Intellectual Property:

We know that each market shown to be represented by Travelhost on the Travelhost website, www.travelhost.com is either a market that is still in production and printing a magazine or that the market has gone out of business and is in actuality not a market being represented by Travelhost with the  majority of the markets shown being “dark” markets. Each market, whether “dark” or live; contain the last or current issue of the Travelhost Magazine that was printed in that market. Travelhost has testified that they, Travelhost Inc, own ALL materials submitted to Travelhost to be printed in each market. The maps you bought and paid for, all images and photographs, the ads you or your client paid to be designed, the feature articles you wrote or paid for are according to Travelhost their property. There is no compensation to either the former or current associate publishers for use of any of this intellectual property. We believe  the Travelhost scheme is to secure enough intellectual property, via the “publication builder” to render the associate publishers and distributors “without value” in the plan to devise and promote www.travelhost.com  as a web based travel publication featuring booking, packaging and advertising opportunities for the sole use and profit of Travelhost, Inc. According to sworn testimony by Travelhost, Inc, the matter of intellectual rights is spelled out to you in their “Production Manual” and by virtue of you receiving the “Production Manual” you have agreed to these terms. We have thoroughly reviewed several Travelhost Production Manuals as well as each version of “Distributorship Agreements” and “Optional Associate Publisher Agreement” and find no language pertaining to the relinquishment of your intellectual property and believe that you are due considerable monetary compensation for its use by Travelhost, Inc and www.travelhost.com.

Franchise Laws

Further, we believe that most of the states represented by former or current distributors and associate publishers will find that Travelhost is in violation of state franchise laws and we are positive that they have violated the spirit of the federal franchise laws. We intend to pursue this vigorously. We are aware that Travelhost tries very hard to hide the fact that they have crossed the threshold of being a franchise, but the courts have already upheld, in some states, that Travelhost has and is in violation of franchise laws. Probably another fact they failed to mention to you.

We have complete confidence that Travelhost has no justifiable defense or precedent to exonerate them from what we believe to be egregious acts of fraud and misrepresentation. There is precedent and it is a fact that Travelhost has already been found guilty of such fraud and misrepresentation and have settled cases with former associate publishers requiring plaintiffs to agree to a non disclosure statement effectively keeping these facts hidden.

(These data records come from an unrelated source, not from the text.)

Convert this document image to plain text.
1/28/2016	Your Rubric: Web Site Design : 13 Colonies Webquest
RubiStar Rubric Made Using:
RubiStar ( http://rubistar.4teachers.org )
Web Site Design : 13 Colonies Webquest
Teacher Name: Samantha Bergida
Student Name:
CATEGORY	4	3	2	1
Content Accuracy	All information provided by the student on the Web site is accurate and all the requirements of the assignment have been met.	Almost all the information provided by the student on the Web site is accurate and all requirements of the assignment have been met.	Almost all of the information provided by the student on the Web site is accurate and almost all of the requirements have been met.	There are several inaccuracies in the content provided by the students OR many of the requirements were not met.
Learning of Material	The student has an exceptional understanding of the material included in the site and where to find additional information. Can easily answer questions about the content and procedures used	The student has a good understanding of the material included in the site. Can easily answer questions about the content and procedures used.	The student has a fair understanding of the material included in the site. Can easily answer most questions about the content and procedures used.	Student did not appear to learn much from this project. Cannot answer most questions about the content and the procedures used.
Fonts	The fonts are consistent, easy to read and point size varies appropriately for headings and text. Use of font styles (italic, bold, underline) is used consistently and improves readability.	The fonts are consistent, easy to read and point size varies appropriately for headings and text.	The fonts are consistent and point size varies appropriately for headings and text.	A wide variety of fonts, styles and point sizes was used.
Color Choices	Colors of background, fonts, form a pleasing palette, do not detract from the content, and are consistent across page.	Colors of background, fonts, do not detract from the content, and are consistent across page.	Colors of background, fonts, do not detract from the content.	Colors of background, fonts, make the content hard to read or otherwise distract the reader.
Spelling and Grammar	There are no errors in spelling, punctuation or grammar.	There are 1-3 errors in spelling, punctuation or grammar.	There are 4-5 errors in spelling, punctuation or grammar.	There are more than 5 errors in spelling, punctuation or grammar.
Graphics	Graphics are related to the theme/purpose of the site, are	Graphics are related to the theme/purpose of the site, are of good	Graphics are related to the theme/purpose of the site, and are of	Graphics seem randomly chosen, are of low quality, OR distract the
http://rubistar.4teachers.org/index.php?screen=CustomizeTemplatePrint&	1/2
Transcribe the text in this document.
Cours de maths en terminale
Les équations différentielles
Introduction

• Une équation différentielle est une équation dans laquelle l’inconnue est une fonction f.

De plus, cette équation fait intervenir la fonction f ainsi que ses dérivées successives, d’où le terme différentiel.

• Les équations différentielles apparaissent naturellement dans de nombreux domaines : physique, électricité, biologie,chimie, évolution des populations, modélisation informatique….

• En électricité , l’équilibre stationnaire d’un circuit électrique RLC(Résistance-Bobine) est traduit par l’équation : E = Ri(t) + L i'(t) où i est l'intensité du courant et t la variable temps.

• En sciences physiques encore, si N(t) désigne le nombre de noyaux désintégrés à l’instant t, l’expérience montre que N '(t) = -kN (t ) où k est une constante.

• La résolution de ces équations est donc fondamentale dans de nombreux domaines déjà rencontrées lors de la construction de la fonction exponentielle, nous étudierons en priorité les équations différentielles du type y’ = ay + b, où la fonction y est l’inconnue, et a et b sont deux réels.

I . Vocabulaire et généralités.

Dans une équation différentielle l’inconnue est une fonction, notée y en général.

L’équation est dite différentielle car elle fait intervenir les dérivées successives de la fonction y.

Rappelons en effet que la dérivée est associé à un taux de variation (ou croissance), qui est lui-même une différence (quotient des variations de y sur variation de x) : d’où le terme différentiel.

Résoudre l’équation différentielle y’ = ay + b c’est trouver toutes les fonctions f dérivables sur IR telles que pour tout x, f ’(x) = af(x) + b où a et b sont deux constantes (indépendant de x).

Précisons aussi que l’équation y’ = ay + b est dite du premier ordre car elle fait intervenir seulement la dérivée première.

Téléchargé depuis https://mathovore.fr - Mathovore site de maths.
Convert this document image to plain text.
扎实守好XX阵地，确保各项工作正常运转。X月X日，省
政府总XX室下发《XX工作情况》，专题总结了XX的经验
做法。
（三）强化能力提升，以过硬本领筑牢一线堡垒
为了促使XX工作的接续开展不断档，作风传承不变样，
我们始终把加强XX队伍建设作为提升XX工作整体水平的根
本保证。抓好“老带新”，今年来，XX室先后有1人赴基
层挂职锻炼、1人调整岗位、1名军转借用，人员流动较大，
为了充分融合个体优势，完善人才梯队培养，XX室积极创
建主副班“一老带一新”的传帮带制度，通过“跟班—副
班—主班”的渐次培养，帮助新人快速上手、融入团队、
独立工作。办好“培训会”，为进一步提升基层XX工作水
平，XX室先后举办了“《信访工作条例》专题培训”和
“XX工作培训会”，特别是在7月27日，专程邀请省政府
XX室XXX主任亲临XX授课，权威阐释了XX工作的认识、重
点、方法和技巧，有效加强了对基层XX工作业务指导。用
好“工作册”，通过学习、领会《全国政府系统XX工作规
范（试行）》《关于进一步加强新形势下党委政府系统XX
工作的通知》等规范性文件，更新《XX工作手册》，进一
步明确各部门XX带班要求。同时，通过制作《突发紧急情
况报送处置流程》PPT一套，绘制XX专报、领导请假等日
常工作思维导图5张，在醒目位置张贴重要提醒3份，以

We are certain that many of you have joined the Travelhost network and lost your entire investment, after Travelhost had already been found guilty of fraud and that you were not informed that you were spending $60,000 to be part of a brand that was operating and indeed recruiting you under circumstances very similar if not identical to what they were found guilty of.

  National and Regional Advertisers ripped off

We are sending this to all current and past national and regional advertisers because we believe you were and are victims of fraud and misrepresentation  in that you’ve  purchased a national advertisement in Travelhost Magazine naturally assuming  that by paying $36,000 for a full page national ad  or whatever price the associate publisher or Travelhost Inc, could sell it for, were actually going to have their ad in ALL Travelhost markets, nationally, when in reality the ad would run in a maximum of one-third of the publishing markets. The only way to actually have an ad in all Travelhost magazines the advertiser would be required to purchase a minimum of three months of ads, and in some cases four months, a verified fact that many advertisers were unaware of. We are convinced that there no advertisers who would knowingly pay for a “national ad” that was not actually in a national publication, nationally!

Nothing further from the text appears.